Keep only good 2D classes or take all particles into 3D?

Hi @DanielAsarnow

Thanks for the reply :slight_smile:
I have since done a lot of processing in cryosparc and it is amazing to see how the results have improved!

You asked if the dimer top is definitely dimer top and not two monomers closely spaced - I can’t really say for sure. That has been the crux of my issue with this sample. It is too small to see on the micrographs and is only visible by eye after Topaz denoising. For that reason, I previously relied on 2D classification but I suspect that it was influenced by the attraction problem as different conformations or monomer/dimer were often pooled together. I iteratively separated them out but the SNR ultimately decreased and may have resulted in true particles being discarded.

Running the whole stack through cryosparc ab initio has helped and the results are much better now that human bias was reduced.

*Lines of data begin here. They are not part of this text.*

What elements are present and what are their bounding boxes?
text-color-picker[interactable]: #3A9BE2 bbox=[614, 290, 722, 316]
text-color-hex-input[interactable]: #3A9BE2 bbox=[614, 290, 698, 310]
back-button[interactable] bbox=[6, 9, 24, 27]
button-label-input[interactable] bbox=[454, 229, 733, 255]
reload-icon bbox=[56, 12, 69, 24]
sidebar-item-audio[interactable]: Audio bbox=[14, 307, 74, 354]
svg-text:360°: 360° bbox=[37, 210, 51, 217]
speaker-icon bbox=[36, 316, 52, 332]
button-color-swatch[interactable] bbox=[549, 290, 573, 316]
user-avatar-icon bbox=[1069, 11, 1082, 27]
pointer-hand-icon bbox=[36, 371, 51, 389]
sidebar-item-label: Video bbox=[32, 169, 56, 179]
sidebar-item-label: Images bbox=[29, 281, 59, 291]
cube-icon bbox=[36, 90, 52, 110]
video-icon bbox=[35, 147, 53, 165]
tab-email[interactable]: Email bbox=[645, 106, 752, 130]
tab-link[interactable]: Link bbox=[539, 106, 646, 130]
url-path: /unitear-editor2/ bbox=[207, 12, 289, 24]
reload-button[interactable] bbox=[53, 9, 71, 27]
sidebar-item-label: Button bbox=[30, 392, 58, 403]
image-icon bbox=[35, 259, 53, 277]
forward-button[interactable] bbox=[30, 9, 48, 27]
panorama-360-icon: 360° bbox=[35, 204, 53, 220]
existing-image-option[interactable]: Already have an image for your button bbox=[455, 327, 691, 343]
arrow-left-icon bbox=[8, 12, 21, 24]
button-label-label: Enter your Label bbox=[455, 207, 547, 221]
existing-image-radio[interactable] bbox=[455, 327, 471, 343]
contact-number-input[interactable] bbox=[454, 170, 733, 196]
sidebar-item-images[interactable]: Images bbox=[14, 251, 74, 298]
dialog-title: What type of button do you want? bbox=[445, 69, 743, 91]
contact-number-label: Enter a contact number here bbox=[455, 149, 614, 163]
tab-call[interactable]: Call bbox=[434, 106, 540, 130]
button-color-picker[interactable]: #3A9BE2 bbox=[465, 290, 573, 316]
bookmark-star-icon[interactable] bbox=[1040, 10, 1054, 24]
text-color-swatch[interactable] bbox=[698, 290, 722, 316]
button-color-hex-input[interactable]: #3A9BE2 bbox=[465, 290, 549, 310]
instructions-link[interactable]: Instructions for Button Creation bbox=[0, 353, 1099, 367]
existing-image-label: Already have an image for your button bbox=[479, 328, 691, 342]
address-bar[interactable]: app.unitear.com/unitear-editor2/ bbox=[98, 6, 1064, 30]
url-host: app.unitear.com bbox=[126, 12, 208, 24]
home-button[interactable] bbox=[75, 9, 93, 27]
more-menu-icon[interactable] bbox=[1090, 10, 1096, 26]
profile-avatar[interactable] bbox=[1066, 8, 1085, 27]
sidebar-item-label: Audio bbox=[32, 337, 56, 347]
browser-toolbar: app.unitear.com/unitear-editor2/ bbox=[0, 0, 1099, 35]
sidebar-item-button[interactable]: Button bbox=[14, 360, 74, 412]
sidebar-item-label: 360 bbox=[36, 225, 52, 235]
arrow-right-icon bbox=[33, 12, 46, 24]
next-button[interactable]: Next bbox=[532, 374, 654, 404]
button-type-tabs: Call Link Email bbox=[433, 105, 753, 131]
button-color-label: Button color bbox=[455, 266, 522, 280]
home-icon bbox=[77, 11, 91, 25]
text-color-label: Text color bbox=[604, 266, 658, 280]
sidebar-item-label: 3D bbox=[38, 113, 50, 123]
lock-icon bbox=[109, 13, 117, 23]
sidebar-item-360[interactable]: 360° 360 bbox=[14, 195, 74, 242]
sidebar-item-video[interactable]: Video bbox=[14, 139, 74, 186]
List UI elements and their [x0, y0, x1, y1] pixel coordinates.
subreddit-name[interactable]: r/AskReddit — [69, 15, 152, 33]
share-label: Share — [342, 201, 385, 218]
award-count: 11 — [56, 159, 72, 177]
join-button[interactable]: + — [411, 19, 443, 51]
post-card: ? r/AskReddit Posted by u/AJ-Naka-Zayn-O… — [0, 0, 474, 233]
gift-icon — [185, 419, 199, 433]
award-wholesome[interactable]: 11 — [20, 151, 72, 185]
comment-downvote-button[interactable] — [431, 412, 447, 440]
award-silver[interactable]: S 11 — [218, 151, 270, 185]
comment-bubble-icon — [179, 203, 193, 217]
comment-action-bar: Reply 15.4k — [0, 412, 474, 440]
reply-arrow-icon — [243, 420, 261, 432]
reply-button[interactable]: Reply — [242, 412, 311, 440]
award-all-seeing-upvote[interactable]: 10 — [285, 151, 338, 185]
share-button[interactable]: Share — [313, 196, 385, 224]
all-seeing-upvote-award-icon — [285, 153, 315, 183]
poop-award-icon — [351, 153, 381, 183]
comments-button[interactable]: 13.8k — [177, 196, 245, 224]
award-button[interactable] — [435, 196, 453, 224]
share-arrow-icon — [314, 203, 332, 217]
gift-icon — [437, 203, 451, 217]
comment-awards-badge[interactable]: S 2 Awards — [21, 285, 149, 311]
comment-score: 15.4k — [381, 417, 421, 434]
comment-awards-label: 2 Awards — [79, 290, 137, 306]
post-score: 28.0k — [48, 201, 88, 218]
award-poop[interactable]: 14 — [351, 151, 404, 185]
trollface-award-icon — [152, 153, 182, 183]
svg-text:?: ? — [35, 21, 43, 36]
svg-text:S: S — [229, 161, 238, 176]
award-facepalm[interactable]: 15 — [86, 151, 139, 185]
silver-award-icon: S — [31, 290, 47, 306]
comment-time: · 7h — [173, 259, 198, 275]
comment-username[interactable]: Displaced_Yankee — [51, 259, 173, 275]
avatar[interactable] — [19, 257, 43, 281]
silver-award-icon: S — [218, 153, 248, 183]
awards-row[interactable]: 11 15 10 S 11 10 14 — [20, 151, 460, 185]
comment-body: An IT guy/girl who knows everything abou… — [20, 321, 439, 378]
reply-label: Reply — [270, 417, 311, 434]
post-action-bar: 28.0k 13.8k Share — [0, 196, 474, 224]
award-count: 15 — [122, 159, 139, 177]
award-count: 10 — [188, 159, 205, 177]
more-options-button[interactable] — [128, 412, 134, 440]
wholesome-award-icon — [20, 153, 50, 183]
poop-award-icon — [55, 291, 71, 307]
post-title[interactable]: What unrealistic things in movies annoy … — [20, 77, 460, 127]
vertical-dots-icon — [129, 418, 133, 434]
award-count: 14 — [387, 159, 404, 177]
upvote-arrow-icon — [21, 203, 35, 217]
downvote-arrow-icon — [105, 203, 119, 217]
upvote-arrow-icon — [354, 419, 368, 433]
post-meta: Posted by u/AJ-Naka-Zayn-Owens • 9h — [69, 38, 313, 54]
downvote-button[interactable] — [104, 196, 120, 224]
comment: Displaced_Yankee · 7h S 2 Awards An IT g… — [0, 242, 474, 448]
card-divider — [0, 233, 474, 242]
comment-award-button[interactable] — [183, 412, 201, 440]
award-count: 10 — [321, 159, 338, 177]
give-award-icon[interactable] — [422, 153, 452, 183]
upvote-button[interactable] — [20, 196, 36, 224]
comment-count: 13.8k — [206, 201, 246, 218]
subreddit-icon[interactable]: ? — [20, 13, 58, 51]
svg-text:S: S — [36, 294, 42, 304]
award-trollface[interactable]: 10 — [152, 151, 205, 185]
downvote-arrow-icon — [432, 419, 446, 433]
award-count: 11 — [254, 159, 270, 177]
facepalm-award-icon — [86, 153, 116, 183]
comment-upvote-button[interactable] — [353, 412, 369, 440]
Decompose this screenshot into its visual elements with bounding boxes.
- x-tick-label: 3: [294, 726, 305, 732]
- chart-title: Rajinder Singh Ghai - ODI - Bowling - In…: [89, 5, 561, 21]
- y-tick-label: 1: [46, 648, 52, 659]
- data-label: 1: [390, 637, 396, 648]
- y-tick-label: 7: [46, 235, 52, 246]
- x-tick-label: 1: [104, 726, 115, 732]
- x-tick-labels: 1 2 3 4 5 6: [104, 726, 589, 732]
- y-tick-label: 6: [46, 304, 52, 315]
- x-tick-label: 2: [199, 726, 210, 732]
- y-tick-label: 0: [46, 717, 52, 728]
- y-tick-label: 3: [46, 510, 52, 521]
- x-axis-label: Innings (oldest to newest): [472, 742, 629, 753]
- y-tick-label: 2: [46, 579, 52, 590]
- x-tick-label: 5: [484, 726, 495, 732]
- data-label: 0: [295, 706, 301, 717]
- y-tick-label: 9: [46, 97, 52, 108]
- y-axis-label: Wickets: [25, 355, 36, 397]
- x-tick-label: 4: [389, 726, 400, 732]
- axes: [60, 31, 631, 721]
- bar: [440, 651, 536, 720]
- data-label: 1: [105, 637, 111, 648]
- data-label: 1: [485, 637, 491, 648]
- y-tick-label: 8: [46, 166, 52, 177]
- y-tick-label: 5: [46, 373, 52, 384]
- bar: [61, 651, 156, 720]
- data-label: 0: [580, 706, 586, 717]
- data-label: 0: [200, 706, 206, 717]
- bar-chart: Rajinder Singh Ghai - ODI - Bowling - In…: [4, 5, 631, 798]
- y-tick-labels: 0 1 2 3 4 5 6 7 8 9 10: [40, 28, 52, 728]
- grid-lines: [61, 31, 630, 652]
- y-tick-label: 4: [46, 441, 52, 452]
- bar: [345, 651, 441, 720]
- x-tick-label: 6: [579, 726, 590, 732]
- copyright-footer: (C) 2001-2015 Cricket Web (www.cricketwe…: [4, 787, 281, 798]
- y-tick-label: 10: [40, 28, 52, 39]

It is still difficult, however, to choose a value for K because of the particle’s shape. Each domain is a sphere at low resolution and CS has pooled dimer side with monomer side (since what is visible of the dimer is basically a monomer), dimer front view with monomer side (not sure why) and dimer bottom with monomer side (both are composed of 2 domains although the spacing of dimer bottom is closer while the monomer has a linker in-between).

Other complicating factors are that

  1. each domain undergoes hinging to open and close the active site cleft
  2. there is flexibility at the inter-domain linker
  3. there is flexibility in the glycans on the surface

I can solve a good structure using NU-refine when the cleft is visible but cannot when the cleft is closed (both domains are just spheres with a slightly extended flexible linker and glycans on the surface). I think that this flexibility may impede protein alignment, even with NU-refinement. There’s a lot of blurry signal on the surface and even if I extend the dynamic mask to 12-18A and use a threshold of 0.1, I still get a sharp drop in corrected FSC. Am I doing something wrong?